Toward the end of the job, the project's Site Superintendent suggested that instead of installing the standard-pattern black iron HVAC grilles we had specified, perhaps a custom pattern could be used. Everyone was enthused and soon thereafter, Hill-Stead’s Executive Director, Dr. Anna Swinbourne, asked me if I could adapt the “Jill” into a fitting pattern.
“What’s the Jill?” I asked. Dr. Swinbourne enlightened me.

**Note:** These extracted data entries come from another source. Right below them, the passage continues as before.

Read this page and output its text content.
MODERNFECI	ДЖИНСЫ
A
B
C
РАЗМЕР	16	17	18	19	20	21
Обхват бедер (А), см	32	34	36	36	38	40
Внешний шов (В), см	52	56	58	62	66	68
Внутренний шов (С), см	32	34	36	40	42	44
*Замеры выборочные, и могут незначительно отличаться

The “Jill,” which looks a bit like J I L, was the personal symbol of Hill-Stead’s dynamic founder and one of the first female registered architects, Theodate Pope Riddle. Its earliest known use was in 1894, and was emblazoned on stationary, legal documents, brass door plates, her 1920’s Stutz Bearcat automobile, wicker baskets, ceramics, even tombstones. Hill-Stead Museum now uses the symbol on its website’s masthead and public relations materials.
Theodate never divulged the meaning of the cypher, but she once wrote, rather cryptically, “This symbol of mine is a letter in itself if you only knew its meaning.” It remains a mystery to this day. At some point, it got to being phonetically referred to at the Hill-Stead as the “Jill”.
So I set about devising various repeating and interlocking patterns using J I L as their foundation. Since it would be used on HVAC grilles, I had to consider airflow requirements and the size and proportion of the connecting ductwork. Here are some of the in-process pattern variations, along with the final versions:
Centerbrook has computer controlled (CNC) routing and laser-cutting capability in-house, and more importantly a master craftsman, Patrick McCauley. After experimenting with different materials and techniques, Patrick laser cut the grilles from acrylic sheets, to which he applied a matte black finish to mimic cast iron. The grilles look very at home in the historic spaces, and we’re gratified that perhaps only keen eyes might discern the J I L symbol and wonder about its meaning.
Later on, Centerbrook laser-cut the J I L symbol and accompanying text into some small scraps of wood salvaged from the job site. On the occasion of the 75th anniversary of the founding of Hill-Stead Museum, these wood mementos were given to capital campaign donors in recognition of their generosity.